Economistas e analistas atribuem o fraco resultado principalmente ao impacto da política monetária restritiva. A taxa básica de juros (Selic) encerrou o ano em 15% ao ano, o maior patamar em quase duas décadas, o que encareceu o crédito e desacelerou os investimentos produtivos em todo o país. Em Alagoas, setores importantes como o sucroalcooleiro também sofreram com a queda nos preços internacionais do açúcar e a falta de liquidez.
Concentração em Maceió
A geração de empregos ficou fortemente concentrada na capital. Maceió foi responsável por 8.347 das vagas criadas, o equivalente a cerca de 50% do saldo total do estado.
Desempenho por setor
A economia alagoana apresentou resultados desiguais:
- Serviços: Liderou a criação, com 11.211 novas vagas.

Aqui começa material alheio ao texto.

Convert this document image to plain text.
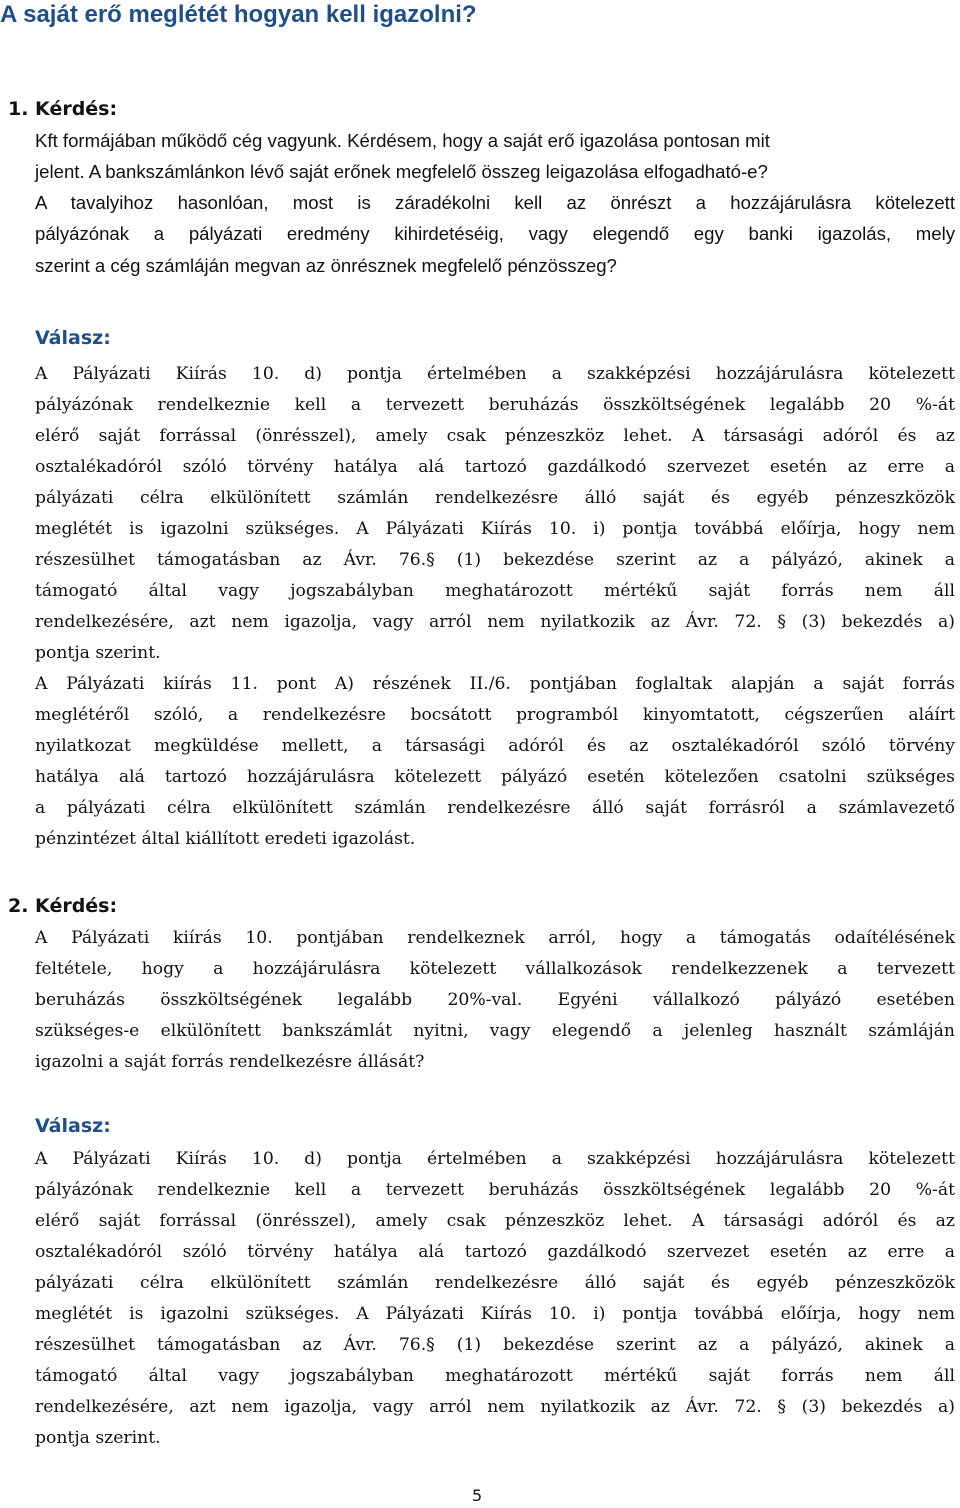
A saját erő meglétét hogyan kell igazolni?
1. Kérdés:

Kft formájában működő cég vagyunk. Kérdésem, hogy a saját erő igazolása pontosan mit

jelent. A bankszámlánkon lévő saját erőnek megfelelő összeg leigazolása elfogadható-e?

A tavalyihoz hasonlóan, most is záradékolni kell az önrészt a hozzájárulásra kötelezett

pályázónak a pályázati eredmény kihirdetéséig, vagy elegendő egy banki igazolás, mely

szerint a cég számláján megvan az önrésznek megfelelő pénzösszeg?

Válasz:

A Pályázati Kiírás 10. d) pontja értelmében a szakképzési hozzájárulásra kötelezett

pályázónak rendelkeznie kell a tervezett beruházás összköltségének legalább 20 %-át

elérő saját forrással (önrésszel), amely csak pénzeszköz lehet. A társasági adóról és az

osztalékadóról szóló törvény hatálya alá tartozó gazdálkodó szervezet esetén az erre a

pályázati célra elkülönített számlán rendelkezésre álló saját és egyéb pénzeszközök

meglétét is igazolni szükséges. A Pályázati Kiírás 10. i) pontja továbbá előírja, hogy nem

részesülhet támogatásban az Ávr. 76.§ (1) bekezdése szerint az a pályázó, akinek a

támogató által vagy jogszabályban meghatározott mértékű saját forrás nem áll

rendelkezésére, azt nem igazolja, vagy arról nem nyilatkozik az Ávr. 72. § (3) bekezdés a)

pontja szerint.

A Pályázati kiírás 11. pont A) részének II./6. pontjában foglaltak alapján a saját forrás

meglétéről szóló, a rendelkezésre bocsátott programból kinyomtatott, cégszerűen aláírt

nyilatkozat megküldése mellett, a társasági adóról és az osztalékadóról szóló törvény

hatálya alá tartozó hozzájárulásra kötelezett pályázó esetén kötelezően csatolni szükséges

a pályázati célra elkülönített számlán rendelkezésre álló saját forrásról a számlavezető

pénzintézet által kiállított eredeti igazolást.

2. Kérdés:

A Pályázati kiírás 10. pontjában rendelkeznek arról, hogy a támogatás odaítélésének

feltétele, hogy a hozzájárulásra kötelezett vállalkozások rendelkezzenek a tervezett

beruházás összköltségének legalább 20%-val. Egyéni vállalkozó pályázó esetében

szükséges-e elkülönített bankszámlát nyitni, vagy elegendő a jelenleg használt számláján

igazolni a saját forrás rendelkezésre állását?

Válasz:

A Pályázati Kiírás 10. d) pontja értelmében a szakképzési hozzájárulásra kötelezett

pályázónak rendelkeznie kell a tervezett beruházás összköltségének legalább 20 %-át

elérő saját forrással (önrésszel), amely csak pénzeszköz lehet. A társasági adóról és az

osztalékadóról szóló törvény hatálya alá tartozó gazdálkodó szervezet esetén az erre a

pályázati célra elkülönített számlán rendelkezésre álló saját és egyéb pénzeszközök

meglétét is igazolni szükséges. A Pályázati Kiírás 10. i) pontja továbbá előírja, hogy nem

részesülhet támogatásban az Ávr. 76.§ (1) bekezdése szerint az a pályázó, akinek a

támogató által vagy jogszabályban meghatározott mértékű saját forrás nem áll

rendelkezésére, azt nem igazolja, vagy arról nem nyilatkozik az Ávr. 72. § (3) bekezdés a)

pontja szerint.

5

- Comércio: Gerou 3.003 empregos.
- Construção Civil: Criou 2.490 postos.
- Agropecuária: Apenas 102 vagas.
- Indústria: Único setor com saldo negativo (-101 vagas), apesar de Maceió ter criado 875 empregos industriais.
O saldo de 2025 (16.706) ficou bem abaixo dos anos anteriores: 2024 (20.047), 2023 (22.103), 2022 (19.381) e 2021 (31.158). O mês de dezembro, tradicionalmente negativo, fechou 1.920 vagas, número superior ao de dezembro de 2024 (-1.748). O cenário reflete os desafios da economia estadual frente ao custo elevado do crédito e a volatilidade de setores-chave.